Esaw Snipes-Garner, the widow of Eric Garner, still wants some type of justice for her husband’s death. So, she’s reliving the most painful event of her life in an upcoming movie.
She’ll play herself in the Eric Garner movie, which was directed by 31-year-old Roee Messinger. It’s an exploration of how would have turned out if the NYPD officer who choked Garner to death had gone to trial.
Officer Daniel Pantaleo was caught on video by one of the people watching the man being choked while down on the ground. On the July 17, 2014 video, Garner could clearly be heard telling the officer “I can’t breath” during the 15 to 19-second choke hold.
A grand jury was convened to investigate the case. It chose not to indict Officer Pantaleo. Many, including the victim’s widow, Esaw Snipes-Garner, believe the courts should have let a jury decide. Messinger’s production, “American Trial,” will feature real-life attorneys and Eric Garner’s widow.
Garner’s widow Esaw Snipes-Garner hopes the film might nudge federal prosecutors to think hard about overlooked aspects of Garner’s death and come back with an indictment.
“Bringing this to light may trigger something in one of their brains,” she said.
She’s even been in several scenes already – an emotional experience that’s brought her back to the day of her 43-year-old husband’s death, she said.
In one of the scenes, she meets with the prosecution team, played by Steven Raiser and Thomas Kenniff.
The pair tell her why they aren’t going ahead with a murder charge in the case and seeking for less severe charges instead.
“What about the fact that they pounced on him after he was down on the ground? And not even so much as the fact that he was saying he can’t breathe,” she asks in the scene.
A Brooklyn grand jury has heard evidence in a civil rights case over Garner’s death, but observers are skeptical feds will bring charges with President Trump in office.
Messinger said he is devoted to making his movie version of justice as accurate as possible.
“The merits of this project will only be recognized if I’m able do something balanced and objective,” he told the Daily News.
While the project continues, Snipes-Garner, 49, is pushing on.
“Time heals all wounds. I don’t think I’ll ever truly be healed, but I’ve learned to cope and be strong,” she said.

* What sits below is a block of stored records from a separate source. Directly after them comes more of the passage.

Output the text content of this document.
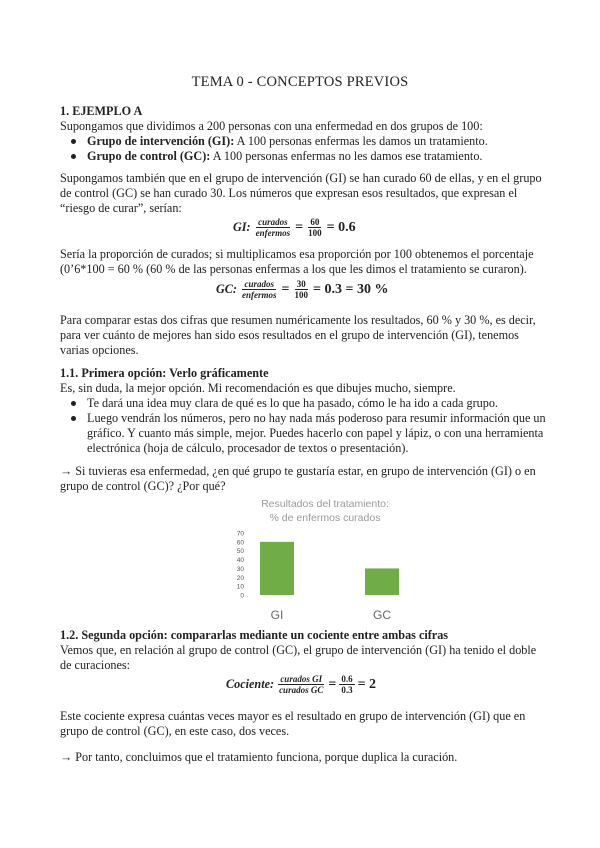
TEMA 0 - CONCEPTOS PREVIOS

1. EJEMPLO A

Supongamos que dividimos a 200 personas con una enfermedad en dos grupos de 100:

Grupo de intervención (GI): A 100 personas enfermas les damos un tratamiento.
Grupo de control (GC): A 100 personas enfermas no les damos ese tratamiento.

Supongamos también que en el grupo de intervención (GI) se han curado 60 de ellas, y en el grupo de control (GC) se han curado 30. Los números que expresan esos resultados, que expresan el “riesgo de curar”, serían:

GI: $\frac{\text{curados}}{\text{enfermos}} = \frac{60}{100} = 0.6$

Sería la proporción de curados; si multiplicamos esa proporción por 100 obtenemos el porcentaje (0’6*100 = 60 % (60 % de las personas enfermas a los que les dimos el tratamiento se curaron).

GC: $\frac{\text{curados}}{\text{enfermos}} = \frac{30}{100} = 0.3 = 30$ %

Para comparar estas dos cifras que resumen numéricamente los resultados, 60 % y 30 %, es decir, para ver cuánto de mejores han sido esos resultados en el grupo de intervención (GI), tenemos varias opciones.

1.1. Primera opción: Verlo gráficamente

Es, sin duda, la mejor opción. Mi recomendación es que dibujes mucho, siempre.

Te dará una idea muy clara de qué es lo que ha pasado, cómo le ha ido a cada grupo.
Luego vendrán los números, pero no hay nada más poderoso para resumir información que un gráfico. Y cuanto más simple, mejor. Puedes hacerlo con papel y lápiz, o con una herramienta electrónica (hoja de cálculo, procesador de textos o presentación).

→ Si tuvieras esa enfermedad, ¿en qué grupo te gustaría estar, en grupo de intervención (GI) o en grupo de control (GC)? ¿Por qué?

Resultados del tratamiento:
% de enfermos curados
0
10
20
30
40
50
60
70
GI	GC

1.2. Segunda opción: compararlas mediante un cociente entre ambas cifras

Vemos que, en relación al grupo de control (GC), el grupo de intervención (GI) ha tenido el doble de curaciones:

Cociente: $\frac{\text{curados GI}}{\text{curados GC}} = \frac{0.6}{0.3} = 2$

Este cociente expresa cuántas veces mayor es el resultado en grupo de intervención (GI) que en grupo de control (GC), en este caso, dos veces.

→ Por tanto, concluimos que el tratamiento funciona, porque duplica la curación.
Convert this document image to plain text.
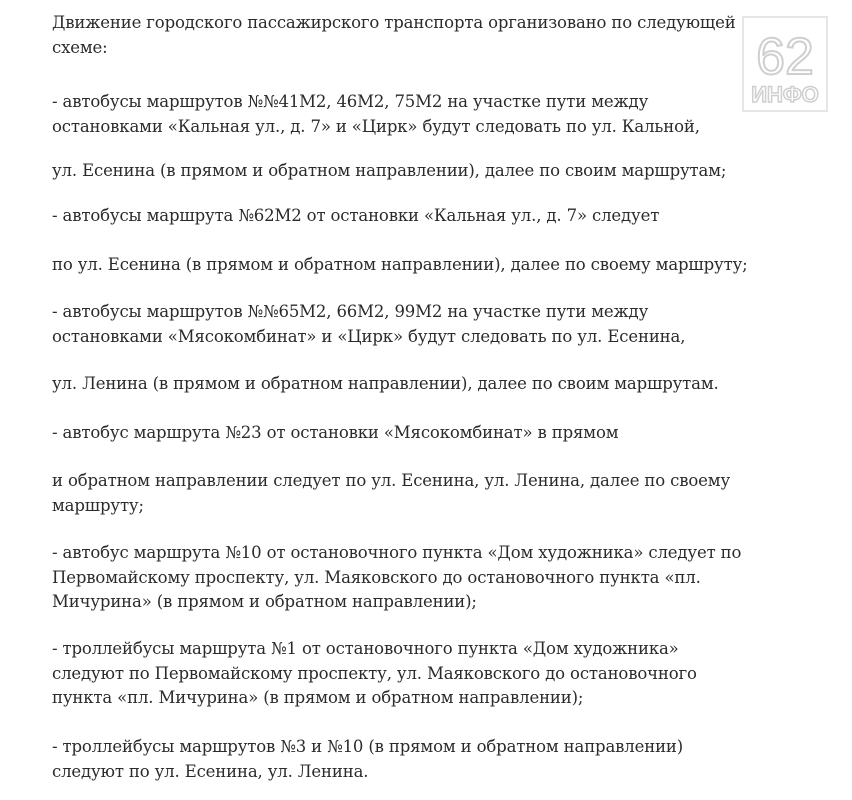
62
ИНФО

Движение городского пассажирского транспорта организовано по следующей
схеме:

- автобусы маршрутов №№41М2, 46М2, 75М2 на участке пути между
остановками «Кальная ул., д. 7» и «Цирк» будут следовать по ул. Кальной,

ул. Есенина (в прямом и обратном направлении), далее по своим маршрутам;

- автобусы маршрута №62М2 от остановки «Кальная ул., д. 7» следует

по ул. Есенина (в прямом и обратном направлении), далее по своему маршруту;

- автобусы маршрутов №№65М2, 66М2, 99М2 на участке пути между
остановками «Мясокомбинат» и «Цирк» будут следовать по ул. Есенина,

ул. Ленина (в прямом и обратном направлении), далее по своим маршрутам.

- автобус маршрута №23 от остановки «Мясокомбинат» в прямом

и обратном направлении следует по ул. Есенина, ул. Ленина, далее по своему
маршруту;

- автобус маршрута №10 от остановочного пункта «Дом художника» следует по
Первомайскому проспекту, ул. Маяковского до остановочного пункта «пл.
Мичурина» (в прямом и обратном направлении);

- троллейбусы маршрута №1 от остановочного пункта «Дом художника»
следуют по Первомайскому проспекту, ул. Маяковского до остановочного
пункта «пл. Мичурина» (в прямом и обратном направлении);

- троллейбусы маршрутов №3 и №10 (в прямом и обратном направлении)
следуют по ул. Есенина, ул. Ленина.
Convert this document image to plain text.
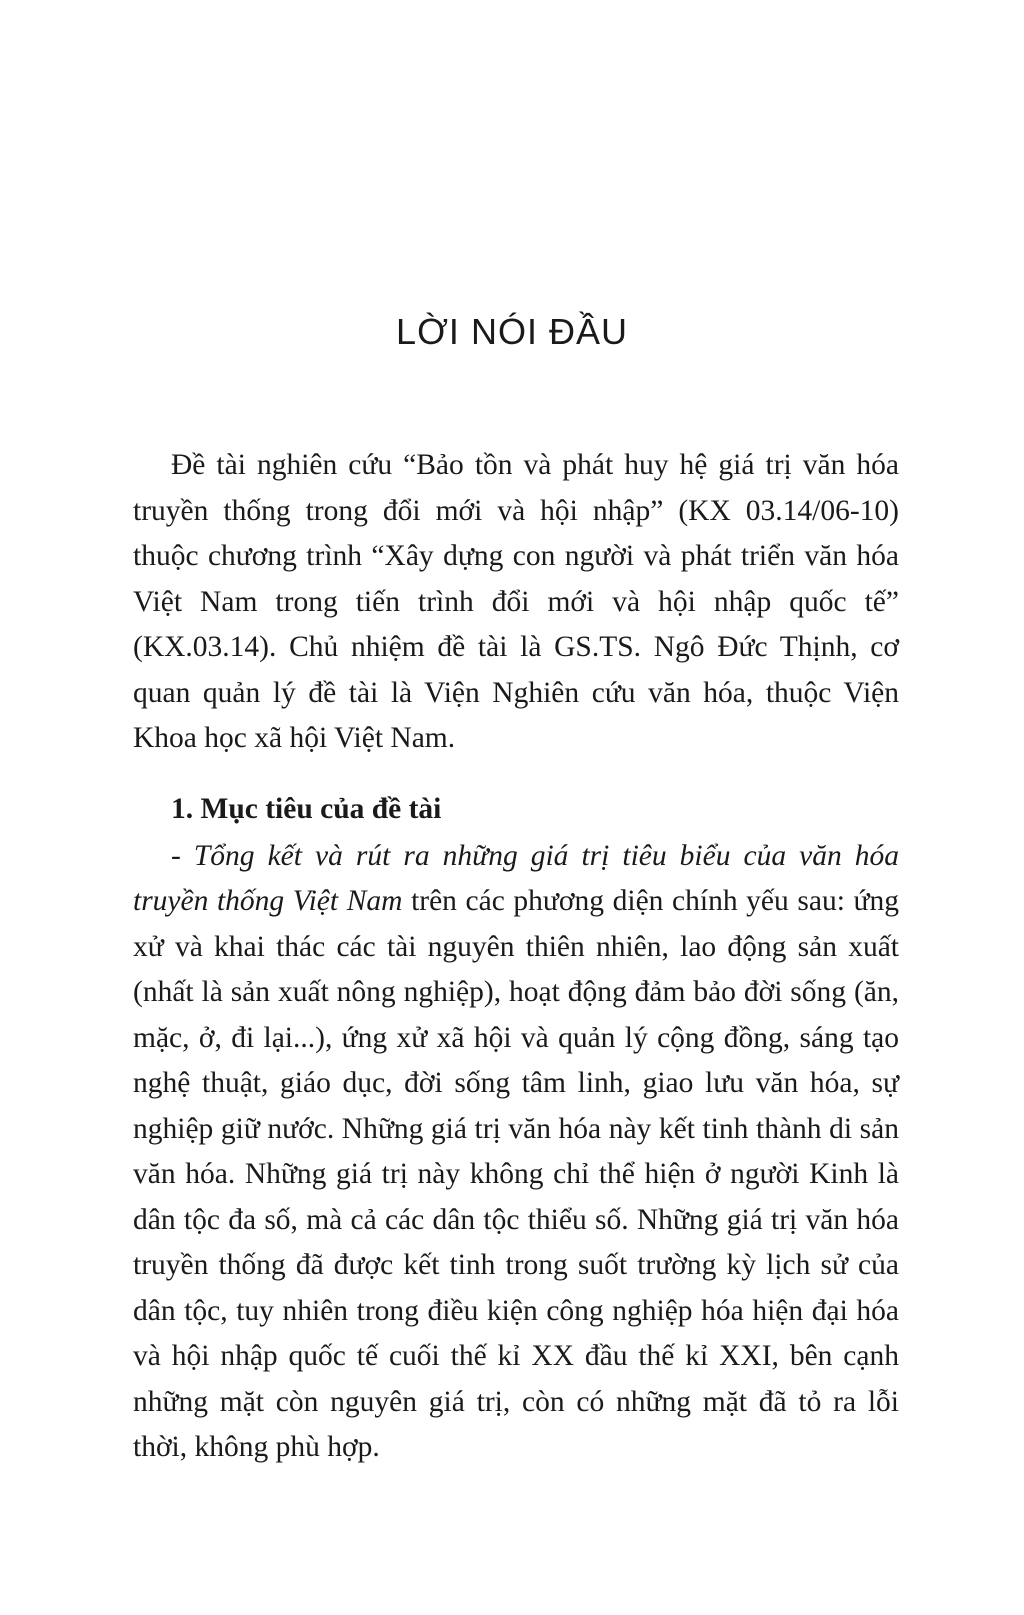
LỜI NÓI ĐẦU

Đề tài nghiên cứu “Bảo tồn và phát huy hệ giá trị văn hóa truyền thống trong đổi mới và hội nhập” (KX 03.14/06-10) thuộc chương trình “Xây dựng con người và phát triển văn hóa Việt Nam trong tiến trình đổi mới và hội nhập quốc tế” (KX.03.14). Chủ nhiệm đề tài là GS.TS. Ngô Đức Thịnh, cơ quan quản lý đề tài là Viện Nghiên cứu văn hóa, thuộc Viện Khoa học xã hội Việt Nam.

1. Mục tiêu của đề tài

- Tổng kết và rút ra những giá trị tiêu biểu của văn hóa truyền thống Việt Nam trên các phương diện chính yếu sau: ứng xử và khai thác các tài nguyên thiên nhiên, lao động sản xuất (nhất là sản xuất nông nghiệp), hoạt động đảm bảo đời sống (ăn, mặc, ở, đi lại...), ứng xử xã hội và quản lý cộng đồng, sáng tạo nghệ thuật, giáo dục, đời sống tâm linh, giao lưu văn hóa, sự nghiệp giữ nước. Những giá trị văn hóa này kết tinh thành di sản văn hóa. Những giá trị này không chỉ thể hiện ở người Kinh là dân tộc đa số, mà cả các dân tộc thiểu số. Những giá trị văn hóa truyền thống đã được kết tinh trong suốt trường kỳ lịch sử của dân tộc, tuy nhiên trong điều kiện công nghiệp hóa hiện đại hóa và hội nhập quốc tế cuối thế kỉ XX đầu thế kỉ XXI, bên cạnh những mặt còn nguyên giá trị, còn có những mặt đã tỏ ra lỗi thời, không phù hợp.
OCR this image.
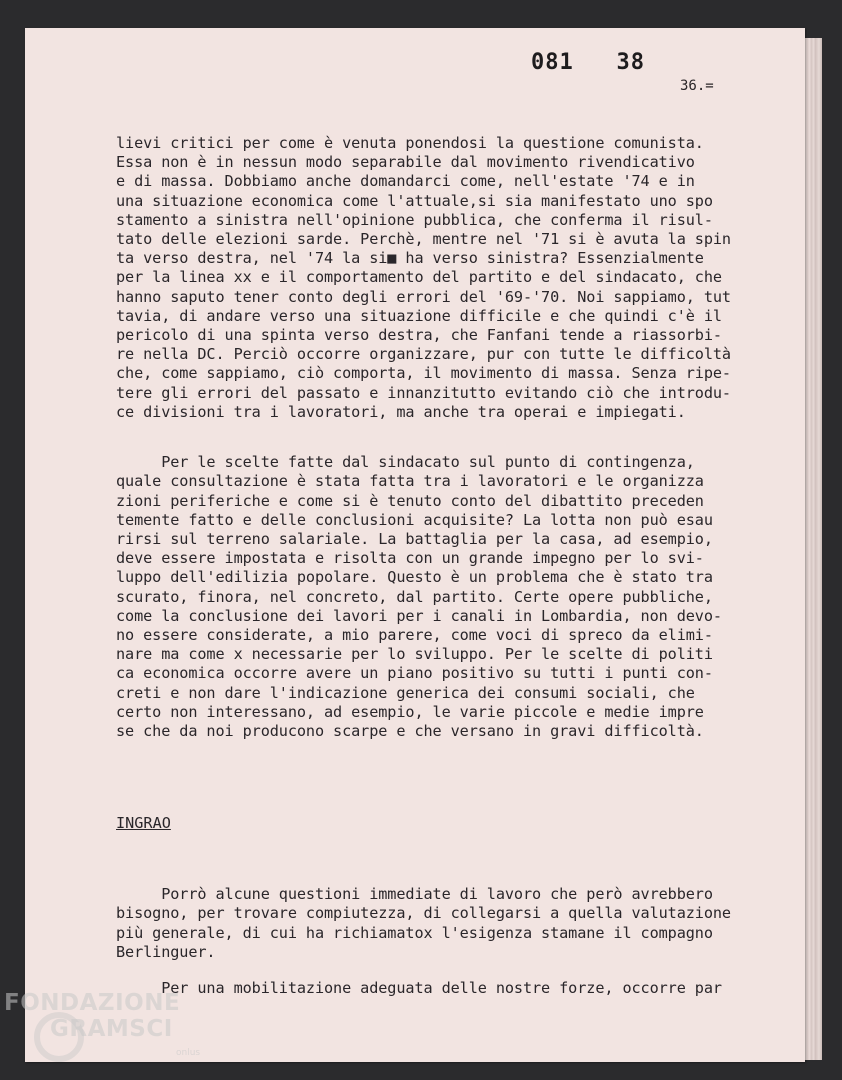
081   38
36.=
lievi critici per come è venuta ponendosi la questione comunista.
Essa non è in nessun modo separabile dal movimento rivendicativo
e di massa. Dobbiamo anche domandarci come, nell'estate '74 e in
una situazione economica come l'attuale,si sia manifestato uno spo
stamento a sinistra nell'opinione pubblica, che conferma il risul-
tato delle elezioni sarde. Perchè, mentre nel '71 si è avuta la spin
ta verso destra, nel '74 la si■ ha verso sinistra? Essenzialmente
per la linea xx e il comportamento del partito e del sindacato, che
hanno saputo tener conto degli errori del '69-'70. Noi sappiamo, tut
tavia, di andare verso una situazione difficile e che quindi c'è il
pericolo di una spinta verso destra, che Fanfani tende a riassorbi-
re nella DC. Perciò occorre organizzare, pur con tutte le difficoltà
che, come sappiamo, ciò comporta, il movimento di massa. Senza ripe-
tere gli errori del passato e innanzitutto evitando ciò che introdu-
ce divisioni tra i lavoratori, ma anche tra operai e impiegati.

Per le scelte fatte dal sindacato sul punto di contingenza,
quale consultazione è stata fatta tra i lavoratori e le organizza
zioni periferiche e come si è tenuto conto del dibattito preceden
temente fatto e delle conclusioni acquisite? La lotta non può esau
rirsi sul terreno salariale. La battaglia per la casa, ad esempio,
deve essere impostata e risolta con un grande impegno per lo svi-
luppo dell'edilizia popolare. Questo è un problema che è stato tra
scurato, finora, nel concreto, dal partito. Certe opere pubbliche,
come la conclusione dei lavori per i canali in Lombardia, non devo-
no essere considerate, a mio parere, come voci di spreco da elimi-
nare ma come x necessarie per lo sviluppo. Per le scelte di politi
ca economica occorre avere un piano positivo su tutti i punti con-
creti e non dare l'indicazione generica dei consumi sociali, che
certo non interessano, ad esempio, le varie piccole e medie impre
se che da noi producono scarpe e che versano in gravi difficoltà.
INGRAO

Porrò alcune questioni immediate di lavoro che però avrebbero
bisogno, per trovare compiutezza, di collegarsi a quella valutazione
più generale, di cui ha richiamatox l'esigenza stamane il compagno
Berlinguer.

Per una mobilitazione adeguata delle nostre forze, occorre par
FONDAZIONE
GRAMSCI
onlus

Messinger, who’s part Israeli and part Swiss, came to New York from Mexico and studied film at City College on a Fulbright scholarship. He began working on “American Trial” before he graduated in 2015.
So far, the film has raised $40,000 – investments of $10,000 from each of the four attorneys involved, said Messinger. The Maysles Documentary Center is also a fiscal sponsor. Messiner is hoping to raise $50,000 through online crowdfunding, too.He is planning to shoot the trial in June. A New York City courtroom used for “Law & Order” is one potential set, he said.